Wigner Cat Phases: A finely tunable system for exploring the transition to quantum chaos
M. Süzen
TL;DR
The paper introduces a finely tunable mixed Gaussian Orthogonal Ensemble (mGOE) to simulate the transition from quantum chaos to Many-Body Localization (MBL) and to explore ETH-related behavior. By parameterizing a mixture degree $bc$ and enforcing spectral alignment through periodicity, the authors generate Wigner Cat Phases whose empirical spectral densities diverge from the semicircle and whose spectral statistics evolve continuously from GOE to localized regimes. They quantify transitions using spectral densities, nearest-neighbor spacings, and adjacent-gap ratios, with bootstrapped confidence intervals, uncovering heavy-tailed localized phases where the mean adjacent-gap ratio can resemble integrable values.
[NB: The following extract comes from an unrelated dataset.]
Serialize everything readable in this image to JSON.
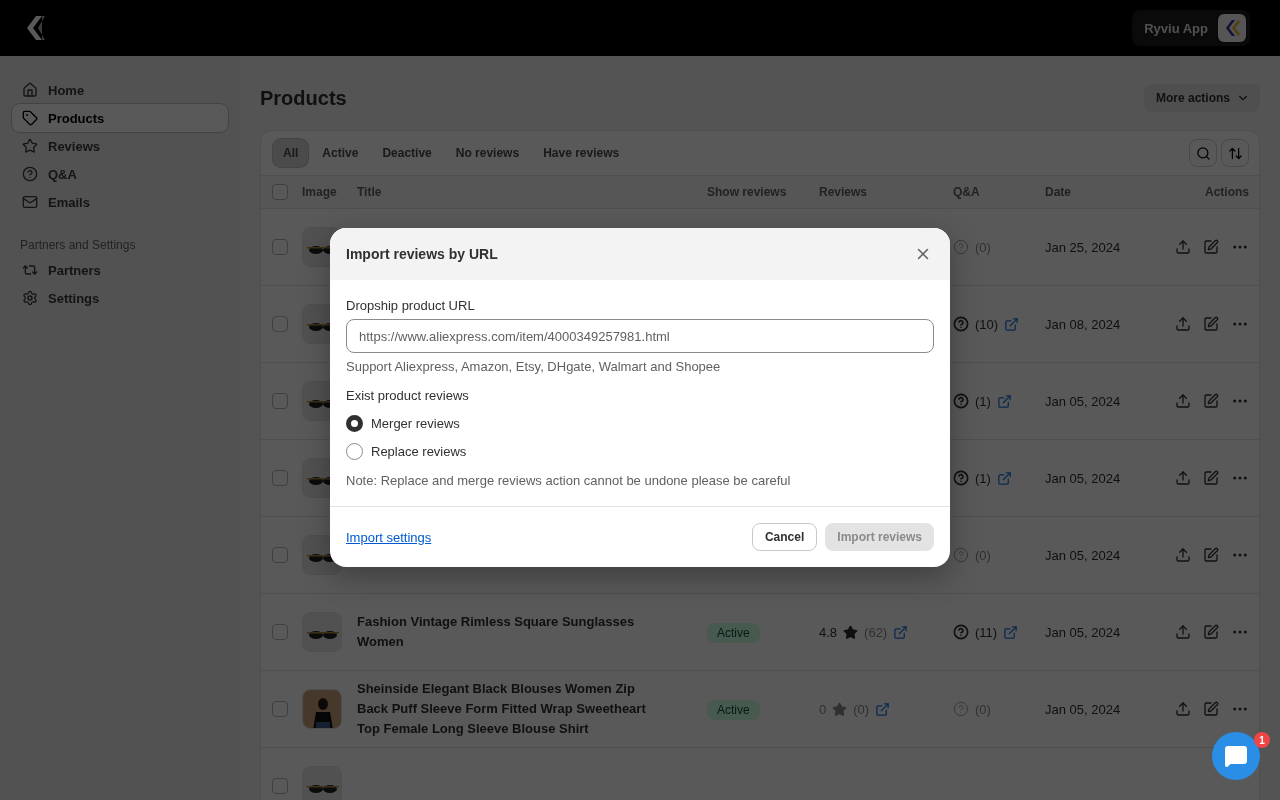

The work provides a versatile, pedagogical toy model for studying quantum chaos, ETH, and MBL, and suggests new spectral phenomena in localized regimes that can inform real many-body systems and disorder-control studies.
Abstract
The transition to chaos for quantum dynamics is quantified via a finely tunable mixed random matrix ensemble. The {\it mixed Gaussian Orthogonal Ensemble (mGOE)} forms a pedagogically accessible family of systems in simulating {\it Many-Body Localization (MBL)} transitions. It can be tuned from chaotic to localized and heavy-tailed localized phases in a continuous fashion, providing an opportunity to explore new phases. We numerically study how the spectral properties of mGOE evolve during these transitions. Characterization of transition to quantum chaos is computed and analyzed via empirical spectral density, nearest-neighbor spacing, and adjacent gap ratios with statistical uncertainty quantifications that strengthens the robustness of evidence of transitions. The transition is identified as {\it Wigner Cat Phases}, because of the shape of empirical spectral densities, which depens on the tuneable parameter. These simulated phases in mGOE appear to be an ideal tool to study {\it Eigenstate Thermalization Hypothesis (ETH)} and its related transitions, representing a family of physical systems under different localisation and disorder strengths.